I was reading a blog by Pinal Dave that was about using catalog views to obtain information about stats for the entire database. While reading the blog, I was reminded about an interesting tidbit of information I had seen once upon a time concerning statistics naming in SQL Server.
This got me looking for that information and burrowing down the rabbit hole. I found the reference for the naming convention concerning auto generated statistics. That reference is from Paul Randal and can be found here. In that article, Paul outlines the five parts of the name of an auto-created statistic – with each part being separated by an underscore. This got the wheels churning a bit more.
I had to go do a bit more research in order to put all the pieces together. Based on the naming convention, I knew I needed to convert Hex to Integer, so I could see the object id (column or table). You might think this would be straight forward, but the value in the name of the statistic is not a true Hex Value. That value is a hex string and needs a bit of manipulation in order to convert from string to Hex.
After some searching, I found the solution. Peter Debetta created this handy little function for this very purpose. I found that script here. After some testing, and comparing results I was pleased with how well it worked. Now that I had the pieces necessary, I could venture further down that little rabbit hole.
First though, there is one more piece that I want to discuss. Remember that naming scheme for that auto created statistics? I noted that the name is separate by an underscore – each element of the name anyway. I decided that I would use that underscore as my string delimiter and implement a string split function to break out the name parts. Any number of splitter functions would work. I chose to use the same function that was written about by Jeff Moden here.
Now all of the pieces have been referenced and are in play. Let’s take a look at the query and some of those catalog views.
[codesyntax lang=”tsql”]
with autostatnames as ( SELECT split.itemnumber as Statnum,S.name, split.item as Statnamepart,s.object_id From sys.stats S CROSS APPLY dbo.DelimitedSplit8K(s.name,'_') split Where s.auto_created = 1 ), statpart1 as ( Select asn.name,CONVERT(INT,master.dbo.HexStrToVarBin('0x' + asn.Statnamepart)) as StatCol From autostatnames asn Where asn.Statnum = 4 ), statpart2 as ( Select asn.name,CONVERT(INT,master.dbo.HexStrToVarBin('0x' + asn.Statnamepart)) as StatObj From autostatnames asn Where asn.Statnum = 5 ) Select DISTINCT s.name as StatName, OBJECT_NAME(s2.StatObj) as TableName,COL_NAME(s2.StatObj,s1.StatCol) as ColName ,s.auto_created ,s.user_created ,s.no_recompute ,STATS_DATE(s.[object_id], s.stats_id) AS LastUpdated From statpart1 s1 Inner Join statpart2 s2 On s1.name = s2.name Inner Join sys.stats s On s.name = s1.name Union All SELECT DISTINCT OBJECT_NAME(s.[object_id]) AS TableName, COL_NAME(s.object_id,sc.column_id) as ColName, s.name AS StatName, s.auto_created, s.user_created, s.no_recompute, STATS_DATE(s.[object_id], s.stats_id) AS LastUpdated FROM sys.stats s Inner Join sys.stats_columns sc ON sc.[object_id] = s.[object_id] AND sc.stats_id = s.stats_id Where s.auto_created = 0 Order By s.name desc
[/codesyntax]
I started this little script out with three quick CTEs.
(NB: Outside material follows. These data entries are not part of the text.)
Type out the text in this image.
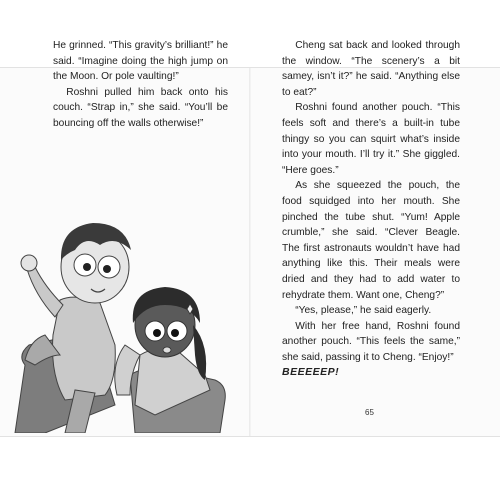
He grinned. “This gravity’s brilliant!” he said. “Imagine doing the high jump on the Moon. Or pole vaulting!”

Roshni pulled him back onto his couch. “Strap in,” she said. “You’ll be bouncing off the walls otherwise!”

Cheng sat back and looked through the window. “The scenery’s a bit samey, isn’t it?” he said. “Anything else to eat?”

Roshni found another pouch. “This feels soft and there’s a built-in tube thingy so you can squirt what’s inside into your mouth. I’ll try it.” She giggled. “Here goes.”

As she squeezed the pouch, the food squidged into her mouth. She pinched the tube shut. “Yum! Apple crumble,” she said. “Clever Beagle. The first astronauts wouldn’t have had anything like this. Their meals were dried and they had to add water to rehydrate them. Want one, Cheng?”

“Yes, please,” he said eagerly.

With her free hand, Roshni found another pouch. “This feels the same,” she said, passing it to Cheng. “Enjoy!”

BEEEEEP!

65
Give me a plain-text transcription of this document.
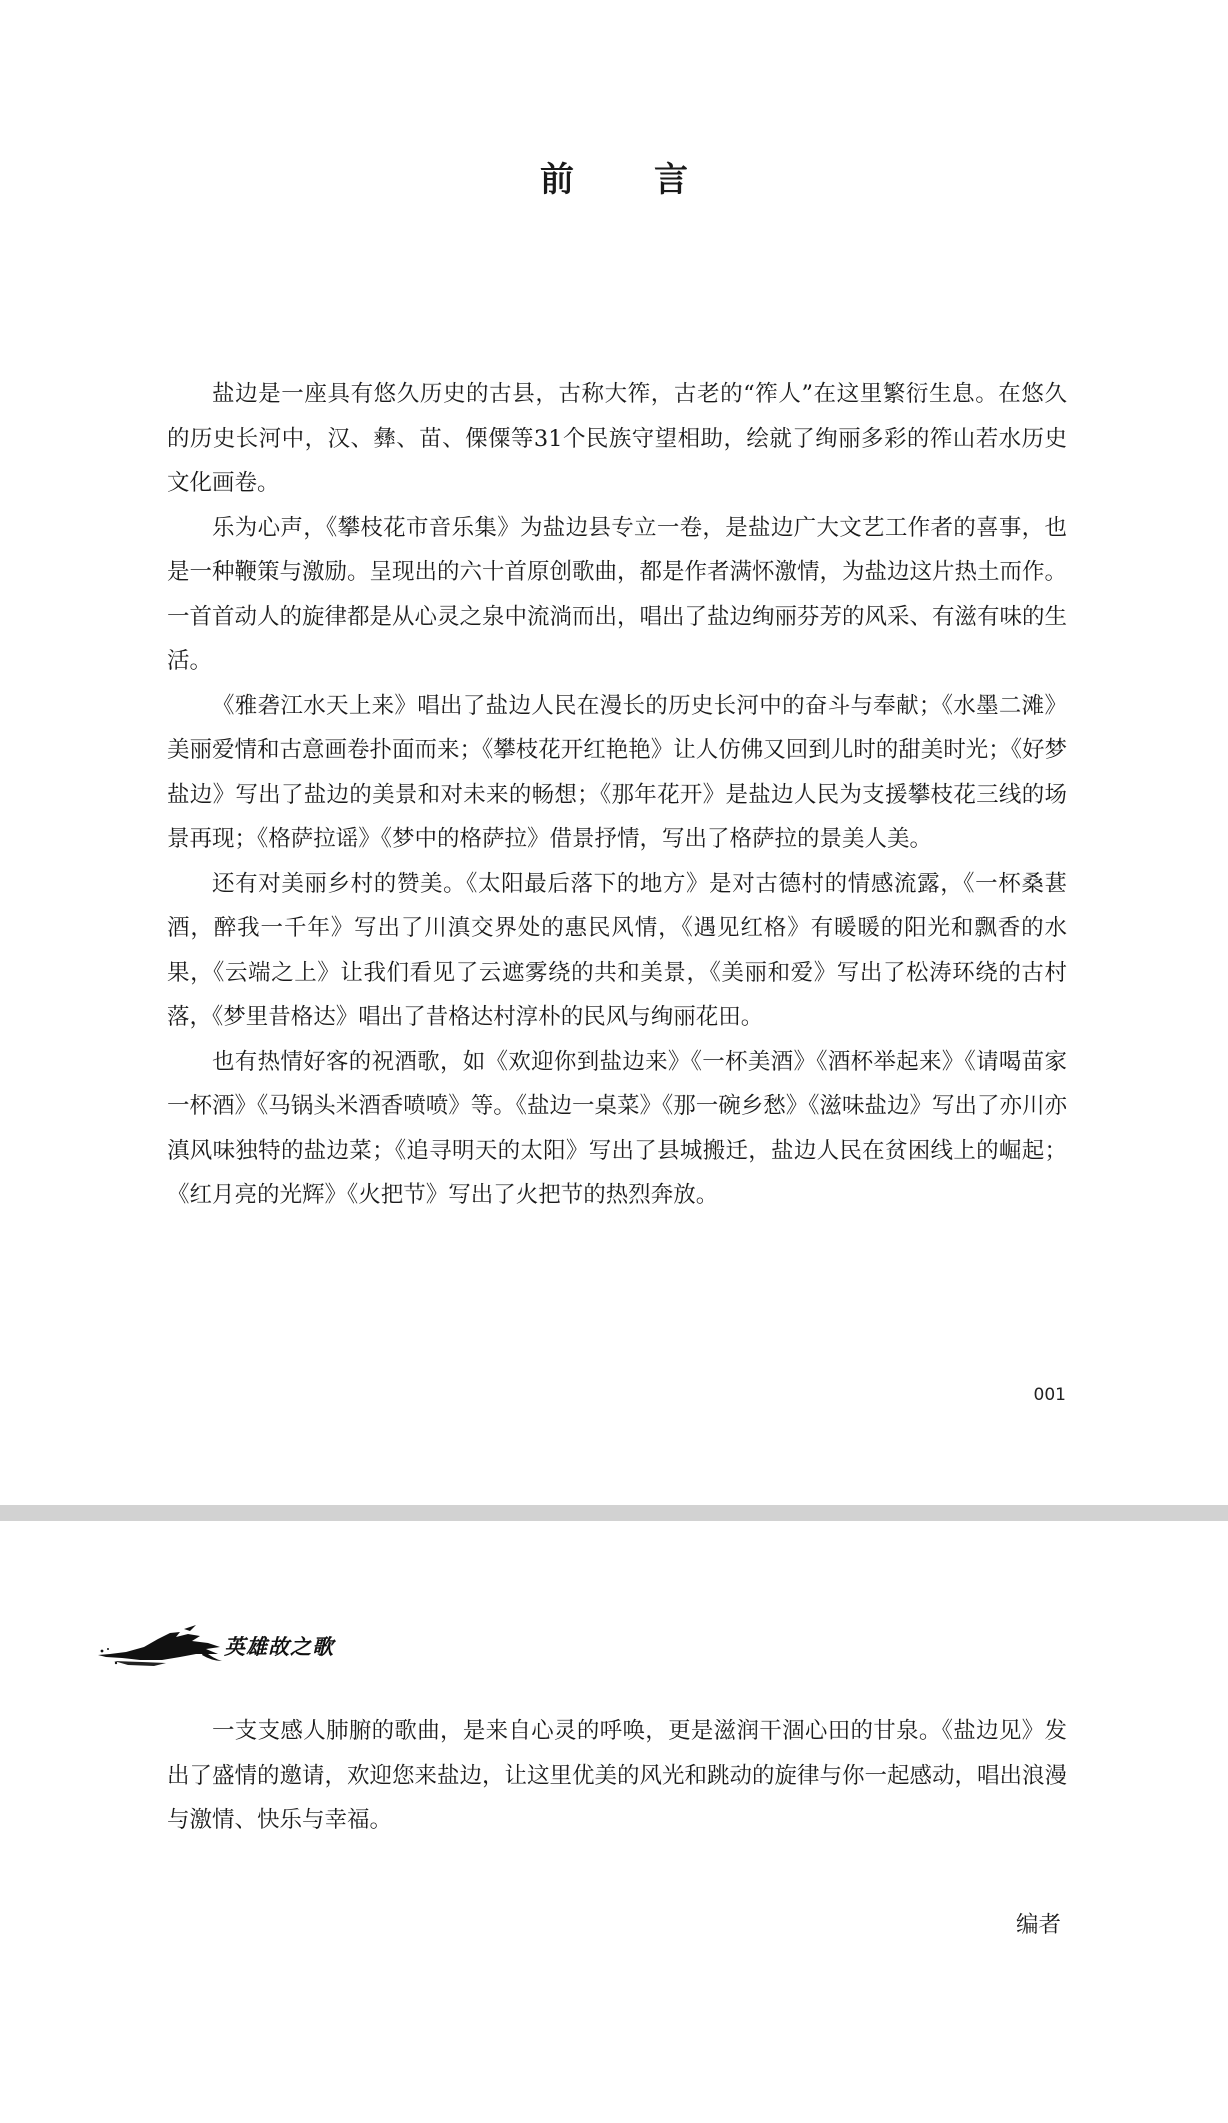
前 言

盐边是一座具有悠久历史的古县，古称大筰，古老的“筰人”在这里繁衍生息。在悠久的历史长河中，汉、彝、苗、傈僳等31个民族守望相助，绘就了绚丽多彩的筰山若水历史文化画卷。

乐为心声，《攀枝花市音乐集》为盐边县专立一卷，是盐边广大文艺工作者的喜事，也是一种鞭策与激励。呈现出的六十首原创歌曲，都是作者满怀激情，为盐边这片热土而作。一首首动人的旋律都是从心灵之泉中流淌而出，唱出了盐边绚丽芬芳的风采、有滋有味的生活。

《雅砻江水天上来》唱出了盐边人民在漫长的历史长河中的奋斗与奉献；《水墨二滩》美丽爱情和古意画卷扑面而来；《攀枝花开红艳艳》让人仿佛又回到儿时的甜美时光；《好梦盐边》写出了盐边的美景和对未来的畅想；《那年花开》是盐边人民为支援攀枝花三线的场景再现；《格萨拉谣》《梦中的格萨拉》借景抒情，写出了格萨拉的景美人美。

还有对美丽乡村的赞美。《太阳最后落下的地方》是对古德村的情感流露，《一杯桑葚酒，醉我一千年》写出了川滇交界处的惠民风情，《遇见红格》有暖暖的阳光和飘香的水果，《云端之上》让我们看见了云遮雾绕的共和美景，《美丽和爱》写出了松涛环绕的古村落，《梦里昔格达》唱出了昔格达村淳朴的民风与绚丽花田。

也有热情好客的祝酒歌，如《欢迎你到盐边来》《一杯美酒》《酒杯举起来》《请喝苗家一杯酒》《马锅头米酒香喷喷》等。《盐边一桌菜》《那一碗乡愁》《滋味盐边》写出了亦川亦滇风味独特的盐边菜；《追寻明天的太阳》写出了县城搬迁，盐边人民在贫困线上的崛起；《红月亮的光辉》《火把节》写出了火把节的热烈奔放。

001
英雄故之歌

一支支感人肺腑的歌曲，是来自心灵的呼唤，更是滋润干涸心田的甘泉。《盐边见》发出了盛情的邀请，欢迎您来盐边，让这里优美的风光和跳动的旋律与你一起感动，唱出浪漫与激情、快乐与幸福。

编者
The first is simply to gather the auto created stats. It is in this first CTE that the string splitter is utilized. The next two help me to separate out the data so I can work with it. The second CTE is to manage the data related to the column part of the statistics name. In this CTE, you will note that I employ the use of that Hex function. The third CTE is just like the second, but it treats the data related to the table part of the statistics name.
When splitting the data in that first CTE, and due to the naming format, we see that the column is always the fourth part of the name and the table is the fifth part. The first part is really an empty result due to the name leading off with an underscore.
Once the data is grouped into those CTEs, I can then return it in a friendlier result set. Here I use more functions that are built in with SQL server. This reduces the number of catalog views to which I need to JOIN. And since the CTEs are only working with statistics that are auto generated, I need to UNION in another query to pull in those statistics that are not auto created. Note that this query only looks at two catalog views.
What is the point of such an elaborate query in the first part to get this information when I can simply use the second part to do all of it? Not a whole lot of point other than to prove a point. There is consistency between the queries. There is consistency between the naming of those statistics and the object data that can be found in those catalog views.
Any of these methods will return the desired results concerning statistics in the database. You have essentially two methods displayed by me, and then the method employed by Pinal. Have fun with it!!